September 10th –As the worst recession in decades stubbornly refuses to loosen its grip and the Commonwealth’s budget remains unresolved, data released today by the U.S. Census Bureau illustrates that far too many Pennsylvanians are paying a steep price for a troubled economy and for public policy choices that have denied too many children and families access to health care.
The Census Bureau data shows that 185,000 Pennsylvania children (6.7%) were uninsured in 2008. “As evidenced by the state’s tremendous leadership on the Children’s Health Insurance Program (CHIP), Pennsylvania children benefit when bipartisan leaders put children’s health care above politics,” noted Shelly Yanoff, Executive Director of Public Citizens for Children and Youth. “Yet even with Pennsylvania’s tremendous progress to cover all kids, thousands of Pennsylvania children, particularly those in low-wage working families, remain without health insurance. Today’s data provides additional incentive for state legislators to ensure all kids have coverage and not allow Pennsylvania to backslide.”
The Census Bureau data indicates that 1,211,000 Pennsylvanians (9.7%) lacked health insurance in 2007 and 2008, compare with 8.3% at the start of the decade (2000-01). The data illustrates that nationwide employer-provided health care has declined further, a reminder that for many workers health insurance is far from assured. In 2007-08 7,113,000 Pennsylvanians (68.7%) had employer-provided coverage, a share that has dropped with 325,000 fewer workers having employer coverage than in 2005-06 (a 4.3% drop) and a nearly 11% drop compared to the 7.9 million Pennsylvania workers who had such coverage in 2000-01. (The Census figures average two years of survey data in order to improve the reliability of the estimates.)
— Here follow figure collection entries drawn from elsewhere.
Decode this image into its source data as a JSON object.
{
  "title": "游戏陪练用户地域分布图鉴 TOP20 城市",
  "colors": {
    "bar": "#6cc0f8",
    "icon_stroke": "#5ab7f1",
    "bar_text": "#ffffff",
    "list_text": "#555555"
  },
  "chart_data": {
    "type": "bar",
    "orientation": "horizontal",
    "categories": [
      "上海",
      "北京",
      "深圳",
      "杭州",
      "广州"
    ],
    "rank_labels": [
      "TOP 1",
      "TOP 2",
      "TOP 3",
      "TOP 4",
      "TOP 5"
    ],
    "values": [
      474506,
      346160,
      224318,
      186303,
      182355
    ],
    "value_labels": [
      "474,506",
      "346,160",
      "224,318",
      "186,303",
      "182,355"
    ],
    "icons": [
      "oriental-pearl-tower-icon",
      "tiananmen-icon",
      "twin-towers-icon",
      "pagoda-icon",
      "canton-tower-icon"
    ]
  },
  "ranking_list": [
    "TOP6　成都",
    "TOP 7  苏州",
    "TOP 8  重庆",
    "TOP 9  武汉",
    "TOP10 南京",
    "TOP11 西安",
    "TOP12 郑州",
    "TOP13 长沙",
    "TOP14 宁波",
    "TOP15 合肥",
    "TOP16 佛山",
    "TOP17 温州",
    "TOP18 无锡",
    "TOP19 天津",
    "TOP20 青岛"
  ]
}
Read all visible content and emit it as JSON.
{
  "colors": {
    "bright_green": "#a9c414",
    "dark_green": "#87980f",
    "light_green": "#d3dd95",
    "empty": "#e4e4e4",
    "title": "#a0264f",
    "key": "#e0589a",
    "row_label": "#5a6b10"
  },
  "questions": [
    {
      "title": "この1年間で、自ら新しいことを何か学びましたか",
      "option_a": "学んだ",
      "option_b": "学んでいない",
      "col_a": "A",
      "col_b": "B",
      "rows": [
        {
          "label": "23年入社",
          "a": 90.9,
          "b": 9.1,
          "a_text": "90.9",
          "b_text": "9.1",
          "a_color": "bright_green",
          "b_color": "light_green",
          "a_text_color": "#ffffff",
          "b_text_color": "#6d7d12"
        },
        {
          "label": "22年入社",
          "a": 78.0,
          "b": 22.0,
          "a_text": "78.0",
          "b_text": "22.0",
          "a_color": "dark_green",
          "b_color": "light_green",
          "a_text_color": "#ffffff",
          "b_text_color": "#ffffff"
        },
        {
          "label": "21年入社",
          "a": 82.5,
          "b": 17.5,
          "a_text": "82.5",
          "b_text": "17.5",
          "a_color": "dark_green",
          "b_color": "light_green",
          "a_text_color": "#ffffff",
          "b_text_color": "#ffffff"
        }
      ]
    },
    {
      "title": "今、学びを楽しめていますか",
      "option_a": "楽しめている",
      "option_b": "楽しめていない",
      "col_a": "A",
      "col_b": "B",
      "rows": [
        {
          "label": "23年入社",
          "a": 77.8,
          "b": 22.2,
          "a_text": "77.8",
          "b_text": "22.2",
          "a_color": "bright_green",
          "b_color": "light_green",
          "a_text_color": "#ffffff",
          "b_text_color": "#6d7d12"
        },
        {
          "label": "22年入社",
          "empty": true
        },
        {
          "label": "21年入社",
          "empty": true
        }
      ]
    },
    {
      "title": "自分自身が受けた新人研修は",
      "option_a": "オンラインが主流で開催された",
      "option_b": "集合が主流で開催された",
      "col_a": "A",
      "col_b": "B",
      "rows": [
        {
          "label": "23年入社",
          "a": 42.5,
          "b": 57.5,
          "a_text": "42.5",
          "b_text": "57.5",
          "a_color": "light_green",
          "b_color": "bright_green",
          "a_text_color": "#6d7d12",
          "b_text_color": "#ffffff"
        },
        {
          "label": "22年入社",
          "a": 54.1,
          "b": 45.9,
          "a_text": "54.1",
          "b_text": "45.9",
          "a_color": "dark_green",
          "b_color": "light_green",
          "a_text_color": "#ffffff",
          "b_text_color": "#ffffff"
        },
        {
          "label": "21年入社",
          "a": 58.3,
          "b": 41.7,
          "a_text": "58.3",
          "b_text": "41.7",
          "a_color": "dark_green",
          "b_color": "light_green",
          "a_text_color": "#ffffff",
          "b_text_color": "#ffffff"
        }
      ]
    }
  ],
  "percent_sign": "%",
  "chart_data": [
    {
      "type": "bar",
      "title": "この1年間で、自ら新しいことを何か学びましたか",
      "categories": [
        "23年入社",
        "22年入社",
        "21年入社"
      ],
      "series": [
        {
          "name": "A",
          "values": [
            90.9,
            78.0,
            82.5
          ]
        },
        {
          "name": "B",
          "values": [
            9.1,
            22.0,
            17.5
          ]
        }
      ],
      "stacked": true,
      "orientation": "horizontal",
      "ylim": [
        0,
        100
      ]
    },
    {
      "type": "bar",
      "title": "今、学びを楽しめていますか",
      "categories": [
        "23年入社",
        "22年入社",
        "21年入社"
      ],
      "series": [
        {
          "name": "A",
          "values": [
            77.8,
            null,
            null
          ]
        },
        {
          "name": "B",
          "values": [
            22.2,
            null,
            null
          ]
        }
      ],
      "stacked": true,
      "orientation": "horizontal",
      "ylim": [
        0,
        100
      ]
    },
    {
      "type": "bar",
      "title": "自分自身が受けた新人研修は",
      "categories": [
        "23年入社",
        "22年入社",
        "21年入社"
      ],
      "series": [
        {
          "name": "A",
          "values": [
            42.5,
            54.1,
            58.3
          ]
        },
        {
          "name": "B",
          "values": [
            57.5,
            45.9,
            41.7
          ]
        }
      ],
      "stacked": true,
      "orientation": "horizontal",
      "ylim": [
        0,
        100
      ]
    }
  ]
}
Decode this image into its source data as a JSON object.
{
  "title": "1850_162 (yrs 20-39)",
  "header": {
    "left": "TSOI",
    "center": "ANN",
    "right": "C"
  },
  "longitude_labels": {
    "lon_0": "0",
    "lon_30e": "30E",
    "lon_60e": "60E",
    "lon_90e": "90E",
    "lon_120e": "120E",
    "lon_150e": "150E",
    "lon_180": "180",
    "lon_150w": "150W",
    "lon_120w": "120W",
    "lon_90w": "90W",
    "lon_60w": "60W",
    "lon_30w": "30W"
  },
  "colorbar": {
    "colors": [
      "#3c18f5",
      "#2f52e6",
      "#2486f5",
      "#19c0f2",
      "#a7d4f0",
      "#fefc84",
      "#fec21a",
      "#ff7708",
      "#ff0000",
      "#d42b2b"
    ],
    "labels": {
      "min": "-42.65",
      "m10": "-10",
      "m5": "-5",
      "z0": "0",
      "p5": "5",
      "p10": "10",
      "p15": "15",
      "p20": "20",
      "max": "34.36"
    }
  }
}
“Today is less about dissecting numbers than remembering the woman who can’t get prenatal care, the mom working two jobs, neither with health insurance, praying that her cold won’t become something worse, and the father whose cancer treatment has thrown his family into a world of financial and emotional unknowns, in part because they are uncertain what his health insurance will cover and if he’ll even have coverage if he becomes too sick to work,” said Berry Friesen public affairs manager for the PA Health Access Network. “It’s an urgent reminder for every day citizens to seize the megaphone from high-priced lobbyists and to demand that health care be fixed and fixed now.”
The information the Census Bureau released today represents the only data available on state health insurance trends over time. (Additional Census data will be released on September 22, including data about health insurance status, but that data will not provide information on health insurance trends because health insurance questions were not asked on the American Community Survey (ACS) before 2008.)
“Today’s data reinforces the urgency of the economic and moral challenge to ensure that health care is assured, available and affordable for every Pennsylvanian” said the Rev. Amy Reumann, Executive Director, Lutheran Advocacy Ministry in Pennsylvania. “Enacting comprehensive health care reform is a pressing social justice issue.”
Erosion of employer-sponsored health insurance is the primary cause of the lost ground in coverage, which in turn reflects the rising cost of health care. Both employers and employees are having greater difficulty affording health insurance.
The number of uninsured individuals in Pennsylvania would have been even higher if public coverage had not increased from 12.5% of Pennsylvanians in 2000-2001 to 17.2% in 2007-2008, which compensated for some of the losses in employer-sponsored insurance over the same period.
The number of uninsured in Pennsylvania is likely to be much higher in 2009 because of accelerated job loss in the state resulting from the recession. The Commonwealth lost nearly 75,000 jobs in 2008 compared to late 2007 but has already lost more than 128,000 jobs through July of this year.
“Unemployment has claimed the paychecks of hundreds of thousands of Pennsylvania workers and thousands more are anxious about the fall out of the challenging economy, as well as the unresolved state budget ,” reminded Carol Goertzel of PathWays, PA. “The continuing tide of job loss will not soon ease - making it more essential that health care reform be enacted now to lessen the fiscal burden on workers and employers alike.”
As Pennsylvania’s budget battle continues to threaten funding for a wide range of Pennsylvania’s supports for families and children, it should also be noted that additional families are in need. The Census data also shows that Pennsylvania’s poverty rate rose from 9.1% in 2000-01 to 10.7% in 2007-08 (statistically significant). “This data shows just how tough times have gotten for families. Lawmakers need to get over the fact that this year is tough, because difficult decisions will continue in 2010 and 2011. They have to find a way to support critical services, including being open to raising revenues, as Pennsylvania’s safety net will be needed more than ever,” said Cathy Palm, statewide child advocate.
(Note: The Census will release American Community Survey, ACS, data that includes breakdowns for child poverty, county specifics, and other details on September 22).